Danny (Statham), formerly the best assassin in the business, has retired. His conscience just won’t allow him to kill people anymore. He’s been unwillingly sucked back into the game one last time to help out his old buddy Hunter (De Niro) who’s run afoul of a revenge-seeking Omani oil baron. Danny has to track down and kill the three British agents that killed the oil baron’s sons so that Hunter can walk free again. These agents belonged to the SAS, a secret military society, and their leader Spike (Owen) is hot on Danny’s heels.

Killer Elite is apparently set in the 80s, but apart from Spike’s ridiculous moustache and one of the assassins’ Lemmy Kilmister facial hair; there’s nothing to mark it as a period flick. On second thought, there actually is this one part where said assassin blasts The Clash’s ‘I Fought the Law’ during a break into a military base no less.

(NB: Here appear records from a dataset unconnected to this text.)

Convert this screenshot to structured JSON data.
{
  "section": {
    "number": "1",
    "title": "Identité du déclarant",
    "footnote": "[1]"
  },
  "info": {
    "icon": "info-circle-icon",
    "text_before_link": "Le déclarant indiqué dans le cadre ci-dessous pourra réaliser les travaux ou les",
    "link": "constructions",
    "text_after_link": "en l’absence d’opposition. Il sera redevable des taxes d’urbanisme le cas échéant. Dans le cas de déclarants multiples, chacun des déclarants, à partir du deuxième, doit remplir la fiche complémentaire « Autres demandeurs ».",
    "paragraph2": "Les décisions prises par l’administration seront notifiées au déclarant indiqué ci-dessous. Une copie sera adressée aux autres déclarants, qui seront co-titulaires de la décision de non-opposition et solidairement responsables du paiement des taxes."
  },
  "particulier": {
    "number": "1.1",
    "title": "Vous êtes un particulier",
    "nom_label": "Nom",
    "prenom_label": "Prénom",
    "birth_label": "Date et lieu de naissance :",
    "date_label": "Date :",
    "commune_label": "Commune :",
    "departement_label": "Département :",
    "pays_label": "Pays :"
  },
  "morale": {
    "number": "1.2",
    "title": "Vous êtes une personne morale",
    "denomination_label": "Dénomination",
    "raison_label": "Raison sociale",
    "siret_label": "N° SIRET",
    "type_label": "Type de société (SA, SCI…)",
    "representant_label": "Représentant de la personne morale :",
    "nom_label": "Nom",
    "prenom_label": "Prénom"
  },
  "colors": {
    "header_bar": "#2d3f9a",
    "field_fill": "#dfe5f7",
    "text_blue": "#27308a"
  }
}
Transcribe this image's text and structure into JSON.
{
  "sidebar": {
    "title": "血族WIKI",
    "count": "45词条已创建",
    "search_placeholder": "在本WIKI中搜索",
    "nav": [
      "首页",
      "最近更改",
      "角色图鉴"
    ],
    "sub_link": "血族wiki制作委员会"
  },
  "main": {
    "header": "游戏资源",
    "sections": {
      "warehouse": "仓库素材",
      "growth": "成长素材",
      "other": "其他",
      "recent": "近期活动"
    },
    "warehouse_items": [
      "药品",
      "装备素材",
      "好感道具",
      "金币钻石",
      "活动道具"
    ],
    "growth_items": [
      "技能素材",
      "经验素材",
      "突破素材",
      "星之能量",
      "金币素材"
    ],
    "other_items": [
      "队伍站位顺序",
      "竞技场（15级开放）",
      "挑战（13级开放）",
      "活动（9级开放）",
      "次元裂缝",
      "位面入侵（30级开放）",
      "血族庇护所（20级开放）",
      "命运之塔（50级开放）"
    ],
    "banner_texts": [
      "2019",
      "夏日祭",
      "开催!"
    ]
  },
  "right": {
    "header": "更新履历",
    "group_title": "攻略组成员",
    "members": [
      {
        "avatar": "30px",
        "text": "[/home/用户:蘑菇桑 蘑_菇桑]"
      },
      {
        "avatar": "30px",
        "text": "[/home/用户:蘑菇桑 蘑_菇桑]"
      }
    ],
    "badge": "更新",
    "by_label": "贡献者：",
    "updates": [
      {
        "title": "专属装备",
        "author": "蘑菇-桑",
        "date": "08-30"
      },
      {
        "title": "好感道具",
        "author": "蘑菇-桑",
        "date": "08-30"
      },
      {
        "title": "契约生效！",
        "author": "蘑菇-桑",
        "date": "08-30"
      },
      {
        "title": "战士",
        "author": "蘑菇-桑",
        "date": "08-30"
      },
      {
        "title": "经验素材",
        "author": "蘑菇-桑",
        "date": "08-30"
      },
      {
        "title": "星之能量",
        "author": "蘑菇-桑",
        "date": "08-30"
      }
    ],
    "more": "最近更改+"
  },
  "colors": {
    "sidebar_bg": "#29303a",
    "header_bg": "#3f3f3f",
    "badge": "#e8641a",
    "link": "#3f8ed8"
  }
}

Other than that, the film drags on for too long. It’s fine until Danny completes the mission but then he finds out that he still has one more guy to kill and that’s one guy too many. The film had already achieved a sense of closure and was practically wrapped up; to be told that there was more was rather jarring, especially when it was just more of the same scenes; but with higher stakes this time around.

Statham is utterly believable when he’s pounding people’s faces in and making mincemeat out of them while tied to a chair. However, in the immortal words of Hermione Granger, he has the emotional depth of a teaspoon. When he starts on how he’s giving up killing because he wants to be a better person, it’s hard to believe a single word he’s saying. In contrast, the screen practically lights up whenever De Niro’s around. Too bad he isn’t in it nearly enough. Owen was probably the only one that got the memo that this film would be painfully average. He spends his time sleepwalking through his role with a scowl etched onto his face. Funnily enough, he still conveys more emotion than Statham does.

While the oil baron, Sheikh Amr (Afif) shares the bad guy mantle with Spike, the way he’s portrayed is still rather infuriating and does nothing other than validate the stereotype that Arabs are bloodthirsty maniacs. To top it all off Sheikh Amr is a dead ringer for Bin Laden. We also have the obligatory ‘Allah’ graffiti and the call to prayer randomly playing out. In fact, the film’s portrayal of Oman is almost identical to Hollywood’s portrayal of all the other Islamic terrorist hubs be it Pakistan, Afghanistan, etc.

The fight scenes should have been the film’s saving grace. However, what we get is a lot of choppy, shaky camera work. Yes, this conveys the idea that people are getting beaten up really badly but it would have been preferable to have a clear shot of it happening. Honestly, upon seeing De Niro and Owen’s names attached to the film, this reviewer was expecting a much better product. Unfortunately, Killer Elite turned out pretty average.